§ Edward Kmett's list of useful math
- I use Bayesian statistics constantly for probabilistic programming and neural networks. Calculus gave me access to understand automatic differentiation, which gets used in everything I do. Real analysis doesn't come up often, but intermediate value thm. style arguments are handy.
- I don't use classic geometry, but I when I was doing graphics I used projective geometry, and that served as a gateway to understand category theory's duality principle, and I use category theory to organize most of the code I write.
- I took one course on differential geometry. The knowledge I gained from it probably led to about half of my income to date. I've made a career out of weaponizing "obscure" math, e.g. using toric varieties of rational functions of Zhegalkin polynomials to schedule instructions...
- Differential equations? Physics? Well, I use Hamiltonian methods for most of the sampling I do in the world of probabilistic programming. So understanding symplectic integrators is a big step, and I have to move frictionless particles subject to a Hamiltonian, so there's diff eq.
- Fourier analysis, heat equations? Well, if I want to approximate a space/distribution, http://ddg.math.uni-goettingen.de/pub/GeodesicsInHeat.pdf
- Learning group theory "bottom up" from monoids and the like has been useful, because I use monoids basically everywhere as a functional programmer to aggregate data. It led to the work I did at S&P Capital IQ, and later to basically my entire niche as a functional programmer.
- But understanding more of the surrounding landscape has been useful as well, as I use all sorts of lattices and order theory when working with propagators. And I use regular and inverse semigroups (note, not groups!) when working with all sorts of fast parsing techniques.
- Complex analysis? Understanding Moebius transformations means I can understand how continued fractions work, which leads to models for computable reals that don't waste computation and are optimally lazy. Knowing analytic functions lets me understand complex step differentiation.
- Linear algebra is in everything I've done since highschool.

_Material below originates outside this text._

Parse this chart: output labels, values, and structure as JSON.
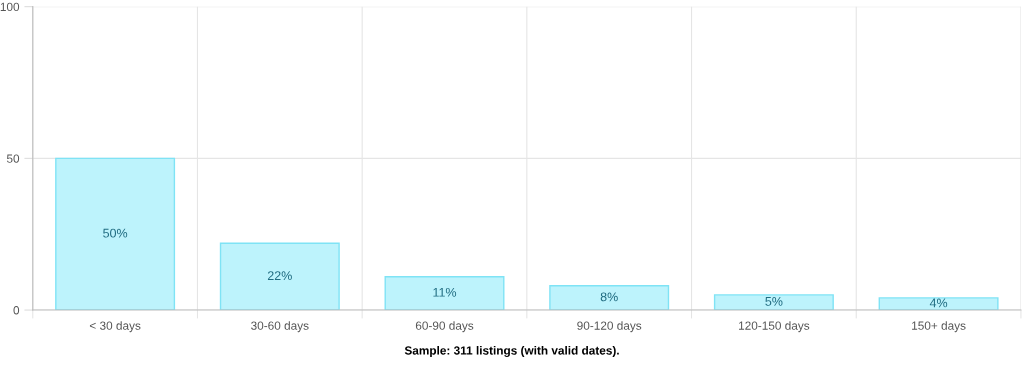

Learning a bit of geometric algebra, and playing around with Plucker coordinates led to me licensing tech to old game companies for computational visibility back before it was a "solved" problem.
- Wandering back a bit, Gröbner bases wind up being useful for comparing circuits modulo 'don't care' bits for impossible situations, and all sorts of other simplification tasks.
- Let's go obscure. Pade approximants? Good rational approximations, not polynomial ones. Sounds academic, but computing exp and log is expensive, and fast rational approximations can be conservative, monotone and have nice derivatives, speeding NN-like designs a lot.
- Weird number systems => Data structures. Category theory acts as a rosetta stone for so many other areas of math it isn't even funny. You can understand almost all of the essential bits of quantum computing just knowing by category theory.
- Logic. Well, which logic? You run into a modal logic in a philosophy class some time and think of it as a clever hack, but monads in FP are basically a modality. Modal logics for necessity/possibility model effect systems well. Substructural logics to manage resource usage...
- I don't use a lot of number theory. There. Mind you, this is also one of those areas where I'm just standing on weak foundations, so I don't know what I don't know. I just know it's hard to do all sorts of things that sound easy and try to muddle through w/ my limited background.